Ed Bott is the picture of PC bliss. He got a crapware free Sony laptop and you'd think the guy is in heaven.
Written by Larry Dignan, Contributor

Ed Bott is the picture of PC bliss. He got a crapware free Sony laptop and you'd think the guy is in heaven.

Ed writes:

For the past two months, I’ve been using an astonishingly light and agile Sony VAIO notebook and loving every minute of it. The best part of all was that this machine was absolutely, completely, unequivocally crapware-free, which meant I was able to be productive within a few minutes of unboxing.

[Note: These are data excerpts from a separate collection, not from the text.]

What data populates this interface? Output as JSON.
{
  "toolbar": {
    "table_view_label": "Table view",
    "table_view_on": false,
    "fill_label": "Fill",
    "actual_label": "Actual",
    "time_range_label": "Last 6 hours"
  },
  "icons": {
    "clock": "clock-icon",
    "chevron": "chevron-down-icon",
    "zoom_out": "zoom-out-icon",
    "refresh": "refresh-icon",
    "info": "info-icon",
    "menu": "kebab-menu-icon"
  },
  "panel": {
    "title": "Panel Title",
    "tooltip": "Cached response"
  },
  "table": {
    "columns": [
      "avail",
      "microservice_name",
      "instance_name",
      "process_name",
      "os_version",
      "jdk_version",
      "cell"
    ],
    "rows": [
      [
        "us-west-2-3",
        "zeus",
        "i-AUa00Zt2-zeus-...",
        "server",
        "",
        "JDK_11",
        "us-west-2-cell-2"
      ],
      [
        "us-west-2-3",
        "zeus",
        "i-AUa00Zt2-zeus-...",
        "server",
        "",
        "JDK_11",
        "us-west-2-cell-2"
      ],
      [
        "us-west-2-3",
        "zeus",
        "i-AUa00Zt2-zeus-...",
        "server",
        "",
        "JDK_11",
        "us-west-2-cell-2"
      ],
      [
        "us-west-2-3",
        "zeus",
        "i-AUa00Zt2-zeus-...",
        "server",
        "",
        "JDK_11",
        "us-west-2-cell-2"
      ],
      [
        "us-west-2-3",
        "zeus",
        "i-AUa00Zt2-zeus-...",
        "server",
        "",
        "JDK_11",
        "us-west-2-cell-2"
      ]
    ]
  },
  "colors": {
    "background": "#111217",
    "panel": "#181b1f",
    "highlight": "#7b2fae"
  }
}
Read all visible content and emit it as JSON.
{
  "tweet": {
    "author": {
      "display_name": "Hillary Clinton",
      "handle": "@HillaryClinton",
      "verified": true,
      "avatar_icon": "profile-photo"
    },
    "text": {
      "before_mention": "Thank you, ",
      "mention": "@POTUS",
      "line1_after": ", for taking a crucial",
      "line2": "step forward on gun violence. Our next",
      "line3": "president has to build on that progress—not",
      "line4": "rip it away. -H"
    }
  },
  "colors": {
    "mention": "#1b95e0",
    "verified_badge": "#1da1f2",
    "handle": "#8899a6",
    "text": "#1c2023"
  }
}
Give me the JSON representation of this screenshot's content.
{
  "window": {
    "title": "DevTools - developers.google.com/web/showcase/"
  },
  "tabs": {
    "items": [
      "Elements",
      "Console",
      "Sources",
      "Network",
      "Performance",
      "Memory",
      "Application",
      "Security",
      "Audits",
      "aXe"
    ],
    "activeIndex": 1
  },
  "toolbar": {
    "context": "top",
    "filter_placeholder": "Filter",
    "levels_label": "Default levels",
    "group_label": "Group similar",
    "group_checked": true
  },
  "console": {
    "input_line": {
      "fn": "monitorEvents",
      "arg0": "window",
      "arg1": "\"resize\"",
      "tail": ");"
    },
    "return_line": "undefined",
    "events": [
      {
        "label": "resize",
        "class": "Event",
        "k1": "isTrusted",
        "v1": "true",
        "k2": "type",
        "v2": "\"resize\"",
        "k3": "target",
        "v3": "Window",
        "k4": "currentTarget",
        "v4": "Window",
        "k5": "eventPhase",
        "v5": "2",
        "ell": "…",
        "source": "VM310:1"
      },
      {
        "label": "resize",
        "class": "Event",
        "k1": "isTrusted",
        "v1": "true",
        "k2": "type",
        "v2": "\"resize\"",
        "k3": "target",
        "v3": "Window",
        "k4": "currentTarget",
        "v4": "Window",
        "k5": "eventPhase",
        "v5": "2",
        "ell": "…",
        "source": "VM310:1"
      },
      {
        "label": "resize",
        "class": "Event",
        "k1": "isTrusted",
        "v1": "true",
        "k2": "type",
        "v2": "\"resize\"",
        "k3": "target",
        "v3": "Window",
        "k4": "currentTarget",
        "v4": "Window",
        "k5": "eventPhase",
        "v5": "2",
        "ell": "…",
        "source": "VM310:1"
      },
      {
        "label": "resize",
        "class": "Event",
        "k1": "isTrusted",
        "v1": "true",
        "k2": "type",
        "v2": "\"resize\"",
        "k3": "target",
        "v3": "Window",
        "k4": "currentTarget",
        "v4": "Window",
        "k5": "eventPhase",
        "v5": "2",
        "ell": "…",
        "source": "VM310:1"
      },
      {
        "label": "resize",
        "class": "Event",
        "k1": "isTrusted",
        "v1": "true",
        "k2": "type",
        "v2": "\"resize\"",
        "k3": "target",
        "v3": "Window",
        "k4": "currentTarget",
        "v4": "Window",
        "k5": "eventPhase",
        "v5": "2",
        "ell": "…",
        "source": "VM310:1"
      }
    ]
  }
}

First reaction: That's great that Sony is moving the needle on the crapware-free march. My second reaction: How sad is it that it takes the removal of something that shouldn't be on a new PC anyway--CRAP--to make a customer happy. A few questions:

  • Shouldn't a crapware free PC be expected?
  • Wouldn't any PC manufacturer that made life easier for users be sell more units and offset any crapware revenue?
  • Why aren't all PC manufacturers doing this?

The answers: Yes, yes and it's the money stupid.

We'll never know how much PC manufacturers make by piling on promotional icons on the desktop, but it has to be material enough for these vendors to willingly annoy customers. Unfortunately, there aren't any "crapware" lines embedded in the annual reports filed with the Securities and Exchange Commission or we'd know.

Sony is making a nice start by allowing customers to pick a crapware-free option on laptops, but that setting should be the default. Nevertheless, Sony has made appearance on my list of laptops I may buy (Dell and Apple are the two leading contenders). And all it had to do is offer a crapware free version. Just imagine if Sony went all the way and banned crapware forever.